The report, based on a survey of 12,000 professionals in North America in collaboration with research firm Happiness Works, gives insight into the secrets of the happiest companies and employees. And while happiness may be subjective, it’s in a company’s best interests to try to promote it within the workplace, according to the study’s findings.
“Happy employees really equal greater productivity,” says Dawn Fay, Manhattan-based district president for Robert Half International, and they tend to stick around longer.
That’s why it’s in a company’s best interest to think beyond dollars and cents and dig deeper into creating a happy work environment, Fay says.
“Employers are doing this not just for the benefit of the employee, but because they want the best workers at their organization, and they want them to be healthy and productive,” says MaryAnne Hyland, a professor of human resources management at Adelphi University in Garden City.
Among the study’s key findings from the respondents is that having pride in one’s organization is the No. 1 driver of happiness, followed by feeling appreciated and being treated with fairness and respect.
So where does salary fit into the picture?
“Pay would fall under a sense of fairness,” Hyland says.
While there are different drivers of happiness for different individuals, focusing on the overall factors that influence happiness for most of your workers is a good strategy, she says, noting that happiness comes down to a bigger-picture concept, not just short-term feelings of gratification.
Other factors that influence workplace happiness include empowering staff to make decisions on their own or with minimal direction from management; having interesting and meaningful work, and having positive workplace relationships, according to the study.
Cathy Kaye, 61, head of product design and development at ClearVision Optical in Hauppauge, says her “happiness drivers” include feeling appreciated, having challenging work and having great mentors, as well as being able to mentor others. ClearVision gives her an opportunity to do that through shadowing programs.
Kaye, by being over 55 and in a senior executive position, falls into two categories that are among the happiest, according to the study.
She says she can see why. “I think by the time you’re that age [55-plus], you’ve already experimented with all different kinds of jobs, and you realize what you really want in life,” says Kaye, who’s been with ClearVision more than 18 years.
It also helps that her 125-employee firm provides many employee perks.
“We know that if our employees are happy, that directly translates to the success of our business,” says Jennifer Trakhtenberg, senior talent leader at ClearVision, a designer and distributor of eyewear and sunwear.
Among the seven company values imprinted on an entryway wall for all to see are fun, integrity and compassion. The firm offers wellness programs including yoga classes and massages, and even brings in “stress dogs” during peak periods to help lighten the mood. It also gives employees two paid days annually to volunteer, which Kaye makes use of.

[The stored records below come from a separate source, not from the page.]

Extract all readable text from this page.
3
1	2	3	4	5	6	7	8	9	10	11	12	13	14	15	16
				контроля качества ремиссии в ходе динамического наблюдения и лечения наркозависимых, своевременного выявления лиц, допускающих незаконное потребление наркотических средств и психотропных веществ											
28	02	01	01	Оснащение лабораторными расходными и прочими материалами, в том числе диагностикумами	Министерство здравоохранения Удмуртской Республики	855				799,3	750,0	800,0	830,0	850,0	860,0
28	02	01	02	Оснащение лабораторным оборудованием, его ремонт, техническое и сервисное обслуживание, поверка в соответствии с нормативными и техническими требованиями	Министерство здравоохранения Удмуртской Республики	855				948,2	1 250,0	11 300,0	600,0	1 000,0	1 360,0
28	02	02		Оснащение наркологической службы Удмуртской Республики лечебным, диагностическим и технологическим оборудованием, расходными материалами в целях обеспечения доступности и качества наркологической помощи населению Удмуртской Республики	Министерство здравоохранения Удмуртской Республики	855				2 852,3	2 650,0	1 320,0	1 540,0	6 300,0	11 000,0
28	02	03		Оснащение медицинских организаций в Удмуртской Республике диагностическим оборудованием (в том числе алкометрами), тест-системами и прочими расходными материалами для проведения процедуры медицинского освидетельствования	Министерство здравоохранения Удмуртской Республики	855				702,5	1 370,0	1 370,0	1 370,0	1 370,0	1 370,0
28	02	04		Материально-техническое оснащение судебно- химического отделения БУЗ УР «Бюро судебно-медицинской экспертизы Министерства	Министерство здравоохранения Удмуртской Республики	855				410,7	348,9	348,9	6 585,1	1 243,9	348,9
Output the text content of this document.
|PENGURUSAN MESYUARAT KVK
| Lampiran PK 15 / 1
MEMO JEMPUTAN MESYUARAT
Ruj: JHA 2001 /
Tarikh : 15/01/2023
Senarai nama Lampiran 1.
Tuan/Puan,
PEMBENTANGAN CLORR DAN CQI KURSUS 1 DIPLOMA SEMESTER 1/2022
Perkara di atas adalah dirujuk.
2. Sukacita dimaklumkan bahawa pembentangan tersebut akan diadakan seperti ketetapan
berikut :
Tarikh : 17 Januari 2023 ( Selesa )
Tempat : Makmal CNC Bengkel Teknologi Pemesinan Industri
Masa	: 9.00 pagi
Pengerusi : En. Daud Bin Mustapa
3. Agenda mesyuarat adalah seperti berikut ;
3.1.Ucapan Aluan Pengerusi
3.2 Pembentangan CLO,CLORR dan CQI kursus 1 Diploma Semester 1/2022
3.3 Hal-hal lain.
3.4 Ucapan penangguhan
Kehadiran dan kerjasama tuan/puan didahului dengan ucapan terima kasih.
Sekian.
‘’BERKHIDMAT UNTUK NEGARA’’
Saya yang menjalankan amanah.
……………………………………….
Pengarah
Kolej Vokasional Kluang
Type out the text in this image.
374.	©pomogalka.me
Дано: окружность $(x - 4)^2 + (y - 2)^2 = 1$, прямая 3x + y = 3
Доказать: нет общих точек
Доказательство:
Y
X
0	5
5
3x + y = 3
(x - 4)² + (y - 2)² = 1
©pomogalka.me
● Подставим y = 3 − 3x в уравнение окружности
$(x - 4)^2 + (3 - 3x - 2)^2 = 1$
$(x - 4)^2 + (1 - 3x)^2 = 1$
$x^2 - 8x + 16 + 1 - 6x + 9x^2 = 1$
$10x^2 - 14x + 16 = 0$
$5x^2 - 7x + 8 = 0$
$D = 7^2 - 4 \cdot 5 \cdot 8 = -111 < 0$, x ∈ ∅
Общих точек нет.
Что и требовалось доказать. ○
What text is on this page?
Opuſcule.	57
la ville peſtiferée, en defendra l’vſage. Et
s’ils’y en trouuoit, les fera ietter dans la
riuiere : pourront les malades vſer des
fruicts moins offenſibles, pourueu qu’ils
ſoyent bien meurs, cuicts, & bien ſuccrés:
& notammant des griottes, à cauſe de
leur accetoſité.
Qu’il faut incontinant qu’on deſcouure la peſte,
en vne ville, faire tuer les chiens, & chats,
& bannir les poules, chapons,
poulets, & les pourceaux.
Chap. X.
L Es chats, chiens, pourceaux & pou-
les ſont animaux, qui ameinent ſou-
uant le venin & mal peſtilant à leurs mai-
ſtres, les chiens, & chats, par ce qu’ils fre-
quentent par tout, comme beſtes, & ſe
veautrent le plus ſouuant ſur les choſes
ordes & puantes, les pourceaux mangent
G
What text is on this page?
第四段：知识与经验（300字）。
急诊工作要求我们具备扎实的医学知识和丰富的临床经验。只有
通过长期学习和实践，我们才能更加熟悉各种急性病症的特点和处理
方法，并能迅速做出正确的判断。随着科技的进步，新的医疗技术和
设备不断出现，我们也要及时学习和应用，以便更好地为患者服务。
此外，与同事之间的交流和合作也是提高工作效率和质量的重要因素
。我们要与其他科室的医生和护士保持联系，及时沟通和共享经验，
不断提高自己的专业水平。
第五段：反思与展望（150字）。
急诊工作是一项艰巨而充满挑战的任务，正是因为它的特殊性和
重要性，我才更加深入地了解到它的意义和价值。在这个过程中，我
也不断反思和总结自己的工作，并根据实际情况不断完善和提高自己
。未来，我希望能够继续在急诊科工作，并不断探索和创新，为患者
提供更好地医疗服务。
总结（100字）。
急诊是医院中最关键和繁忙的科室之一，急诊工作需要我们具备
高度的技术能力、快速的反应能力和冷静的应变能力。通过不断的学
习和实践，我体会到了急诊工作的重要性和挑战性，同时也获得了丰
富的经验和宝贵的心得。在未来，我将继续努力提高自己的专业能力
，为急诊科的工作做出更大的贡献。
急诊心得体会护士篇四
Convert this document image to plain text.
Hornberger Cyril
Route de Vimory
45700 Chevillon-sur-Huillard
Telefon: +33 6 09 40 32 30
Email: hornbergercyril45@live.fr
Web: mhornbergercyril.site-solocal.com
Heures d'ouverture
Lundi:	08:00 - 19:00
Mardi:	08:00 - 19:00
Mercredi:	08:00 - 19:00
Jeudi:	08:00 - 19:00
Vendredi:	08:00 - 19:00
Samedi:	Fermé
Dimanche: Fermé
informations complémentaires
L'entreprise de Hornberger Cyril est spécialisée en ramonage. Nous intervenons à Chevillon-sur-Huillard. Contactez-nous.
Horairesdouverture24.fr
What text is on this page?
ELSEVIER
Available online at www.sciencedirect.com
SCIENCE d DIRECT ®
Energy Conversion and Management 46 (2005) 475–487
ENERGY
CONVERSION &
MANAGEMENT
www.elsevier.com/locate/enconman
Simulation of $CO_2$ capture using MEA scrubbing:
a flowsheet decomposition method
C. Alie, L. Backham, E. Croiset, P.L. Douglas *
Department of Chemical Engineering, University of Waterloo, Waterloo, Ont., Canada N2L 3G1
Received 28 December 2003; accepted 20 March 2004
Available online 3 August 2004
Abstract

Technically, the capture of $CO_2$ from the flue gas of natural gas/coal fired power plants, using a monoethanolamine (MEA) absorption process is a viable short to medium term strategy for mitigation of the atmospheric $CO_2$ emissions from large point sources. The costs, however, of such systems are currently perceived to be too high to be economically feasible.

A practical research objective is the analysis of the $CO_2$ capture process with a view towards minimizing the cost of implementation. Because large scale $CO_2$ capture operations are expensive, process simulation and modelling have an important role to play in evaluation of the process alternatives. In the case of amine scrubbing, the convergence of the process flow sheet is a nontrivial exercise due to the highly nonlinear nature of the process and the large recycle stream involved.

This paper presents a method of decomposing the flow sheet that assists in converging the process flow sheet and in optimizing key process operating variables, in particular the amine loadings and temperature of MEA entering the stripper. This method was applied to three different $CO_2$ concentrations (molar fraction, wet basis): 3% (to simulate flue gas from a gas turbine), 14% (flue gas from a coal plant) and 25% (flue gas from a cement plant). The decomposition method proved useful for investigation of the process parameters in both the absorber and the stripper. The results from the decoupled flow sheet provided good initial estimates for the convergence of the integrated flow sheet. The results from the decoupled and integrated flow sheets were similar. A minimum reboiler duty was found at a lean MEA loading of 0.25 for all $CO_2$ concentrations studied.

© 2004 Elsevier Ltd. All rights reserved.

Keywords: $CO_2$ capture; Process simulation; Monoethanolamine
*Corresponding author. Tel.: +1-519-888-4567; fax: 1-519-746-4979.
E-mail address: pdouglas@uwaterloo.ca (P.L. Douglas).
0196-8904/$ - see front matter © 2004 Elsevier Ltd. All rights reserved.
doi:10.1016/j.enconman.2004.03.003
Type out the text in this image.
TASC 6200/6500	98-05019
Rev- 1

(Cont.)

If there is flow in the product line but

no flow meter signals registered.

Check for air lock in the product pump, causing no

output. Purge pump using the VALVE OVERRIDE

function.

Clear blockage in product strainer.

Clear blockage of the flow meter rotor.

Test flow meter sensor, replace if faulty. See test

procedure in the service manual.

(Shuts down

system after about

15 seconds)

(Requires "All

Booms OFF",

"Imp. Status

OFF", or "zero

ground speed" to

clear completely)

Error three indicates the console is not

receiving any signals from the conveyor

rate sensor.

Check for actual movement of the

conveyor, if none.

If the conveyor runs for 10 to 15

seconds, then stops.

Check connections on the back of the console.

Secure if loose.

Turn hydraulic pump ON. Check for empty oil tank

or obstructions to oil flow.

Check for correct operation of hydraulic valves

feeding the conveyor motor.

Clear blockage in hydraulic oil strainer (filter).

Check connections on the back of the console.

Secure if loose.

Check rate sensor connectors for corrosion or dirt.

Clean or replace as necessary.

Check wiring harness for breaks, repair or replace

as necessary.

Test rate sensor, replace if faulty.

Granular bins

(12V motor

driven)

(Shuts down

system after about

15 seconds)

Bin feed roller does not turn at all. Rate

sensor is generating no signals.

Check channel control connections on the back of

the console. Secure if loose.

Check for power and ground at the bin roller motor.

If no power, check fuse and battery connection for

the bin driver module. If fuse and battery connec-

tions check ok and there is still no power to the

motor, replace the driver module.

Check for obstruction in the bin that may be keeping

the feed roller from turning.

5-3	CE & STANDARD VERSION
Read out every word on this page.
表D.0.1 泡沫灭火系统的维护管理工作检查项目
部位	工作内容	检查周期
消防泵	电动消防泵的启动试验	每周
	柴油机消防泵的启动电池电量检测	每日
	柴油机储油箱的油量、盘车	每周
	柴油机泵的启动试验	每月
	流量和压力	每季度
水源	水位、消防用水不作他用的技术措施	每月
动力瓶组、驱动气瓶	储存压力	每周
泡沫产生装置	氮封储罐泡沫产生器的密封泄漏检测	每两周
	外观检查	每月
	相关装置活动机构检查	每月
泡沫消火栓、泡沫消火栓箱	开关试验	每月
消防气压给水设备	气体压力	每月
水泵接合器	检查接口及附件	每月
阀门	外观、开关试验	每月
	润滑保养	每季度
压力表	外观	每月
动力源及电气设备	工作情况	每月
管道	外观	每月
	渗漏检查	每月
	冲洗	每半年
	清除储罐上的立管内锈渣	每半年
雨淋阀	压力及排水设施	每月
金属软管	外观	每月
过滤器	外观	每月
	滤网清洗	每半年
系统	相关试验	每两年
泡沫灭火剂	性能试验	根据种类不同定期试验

To gauge employee happiness, management does surveys and holds “living room chats” with employees in mixed focus groups and one-on-one meetings.
It’s not always easy to tell, especially in larger organizations, if everyone is happy, but there are some overarching factors that contribute to unhappiness and “demotivate” employees.
Among them are office politics, having unclear expectations, constant change, dishonesty and withholding information, says Ellen Cooperperson, CEO of Cooperperson Performance Consulting, a Hauppauge organizational and leadership development firm.
Among the happiest workplaces are those where there are open lines of communication and a solid level of trust, she says.
Hiring people with the right fit from the start also helps, she says. So she has all new employees complete a personality assessment that helps identify their communication styles, what motivates them, and their strengths and weaknesses. Cooperperson also administers these assessments on behalf of clients.
When Steve Haweeli, president of WordHampton Public Relations, a six-person firm in East Hampton, is considering a hire, he conducts up to three interviews.
On one of those interviews, the entire staff will take the candidate out to lunch to help the person loosen up a bit and get talking.
“We really want to get to know the person and gauge if they’ll be a fit in our tribe,” he says.
Haweeli conducts an individual skills assessment with his employees three times a year to talk about their progress, what they think they’ve mastered and what’s next.
Ashley Fresa, 25, an account coordinator at WordHampton for over a year, says she likes the free and open communication a small firm offers. She can see why employees at firms with fewer than 10 employees were among the happiest.
“It’s just really easy to ask questions,” she says. “I couldn’t imagine a place where you couldn’t get to your boss as easily.”
Other perks at the firm include annual corporate retreats, annual excursions (this summer it was aboard a 42-foot sailboat) and individual birthday celebrations.
It’s important to recognize employees whenever possible, says Fay of Robert Half. There are so many things you can do in an organization to make people feel connected and motivated, she says, “and that will make them want to be there and work harder for the company.”
Bigger Isn’t Always Better
The workplaces with the least happy employees were those with 10,000 or more employees.